Melissa Jenkins has a few things she seems somewhat miffed about. In no particular order:
Newscasters. She seems to think they’re idiotic ciphers who can only talk about what’s on the teleprompter in front of them, and can only project how happy they are to be reading the news.
Fundamental Christians, though this might be too broad a swath to cut. Particularly, Jenkins seems to be upset not so much that they exist, but that they tell other people they’ll be going to hell. Possibly she’s angry with God in general, but it’s tough to tell.
Gun owners. Jenkins seems to think they’re stupid, that they enjoy handing guns over to their small children and teaching them to shoot at targets labeled “not Christian.”
Oh, and the Klu Klux Klan. She seems unimpressed with them, and seems to think they are, for the most part, a collection of numbers two and three above.
I might have missed something in there, but I think that covers it.

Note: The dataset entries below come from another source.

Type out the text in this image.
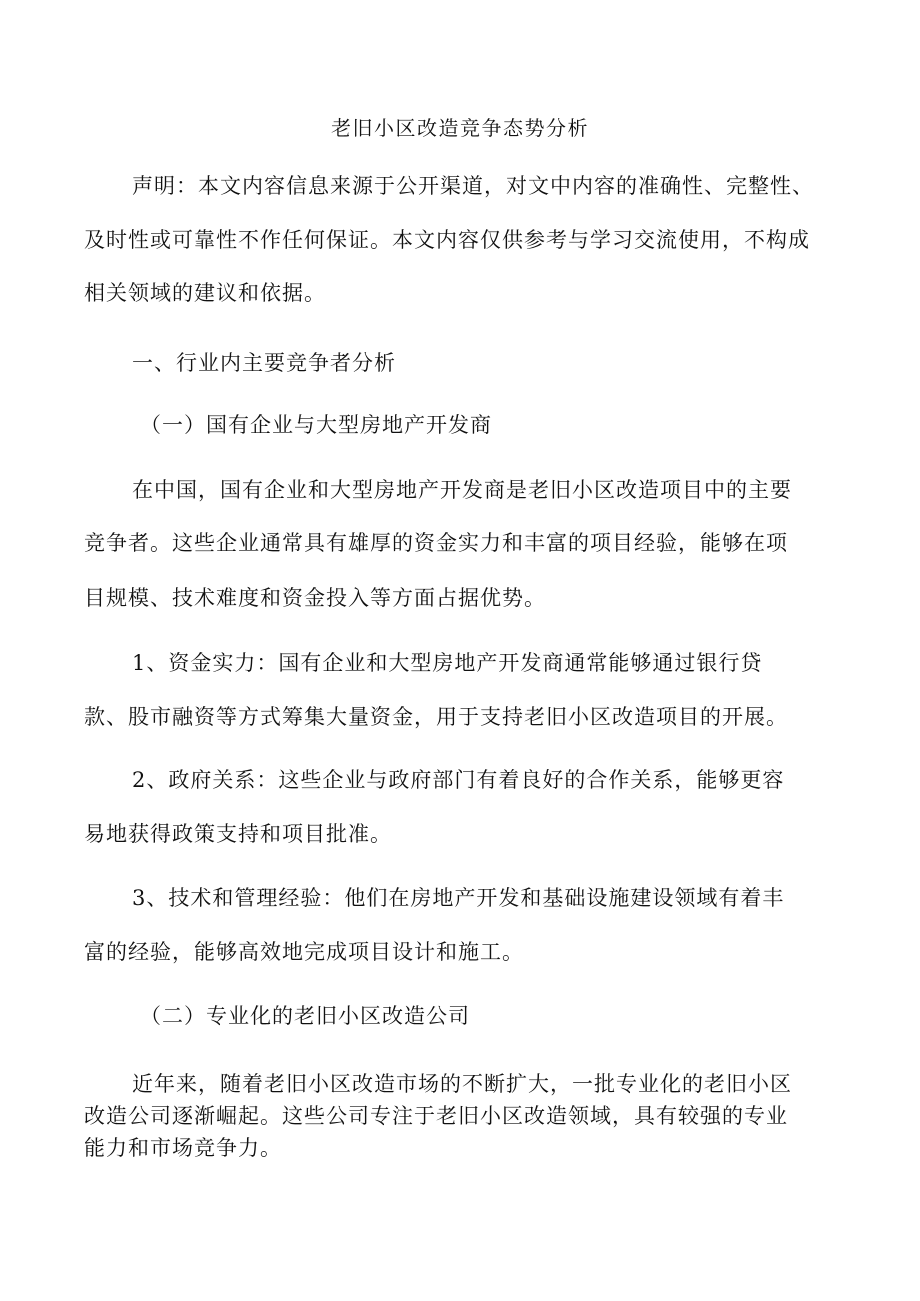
老旧小区改造竞争态势分析
声明：本文内容信息来源于公开渠道，对文中内容的准确性、完整性、
及时性或可靠性不作任何保证。本文内容仅供参考与学习交流使用，不构成
相关领域的建议和依据。
一、行业内主要竞争者分析
（一）国有企业与大型房地产开发商
在中国，国有企业和大型房地产开发商是老旧小区改造项目中的主要
竞争者。这些企业通常具有雄厚的资金实力和丰富的项目经验，能够在项
目规模、技术难度和资金投入等方面占据优势。
1、资金实力：国有企业和大型房地产开发商通常能够通过银行贷
款、股市融资等方式筹集大量资金，用于支持老旧小区改造项目的开展。
2、政府关系：这些企业与政府部门有着良好的合作关系，能够更容
易地获得政策支持和项目批准。
3、技术和管理经验：他们在房地产开发和基础设施建设领域有着丰
富的经验，能够高效地完成项目设计和施工。
（二）专业化的老旧小区改造公司
近年来，随着老旧小区改造市场的不断扩大，一批专业化的老旧小区
改造公司逐渐崛起。这些公司专注于老旧小区改造领域，具有较强的专业
能力和市场竞争力。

It’s difficult to know what Jenkins was trying to accomplish with this film. As it opens, it seems to be a gag on the nightly news. Not a bad idea, since “Saturday Night Live” has been doing it for about thirty years now, with newscaster jokes ranging from the ironic to the punny, so perhaps there’s something to be said for going to that coal mine and stripping it just a bit more.
But then, the film turns into a gag on Christians, which perhaps would be funny if it were satirical or well thought out, but instead is, essentially, the work of a child sticking out his tongue at the idea of God.
This same problem infects the other segments – gun owners and the Klan. It’s been done, and done better, and even done recently, in “Bowling for Columbine.” And while that film was longer, and sharply scrutinized, it also accomplished two things this film does not – it managed to be funny, and it managed to pose interesting questions and provoke thought rather than boredom.
People like those whom Jenkins mocks usually end up on daytime talk shows, where the studio audience already ridicules them mercilessly. Skip this film, and check your local listings.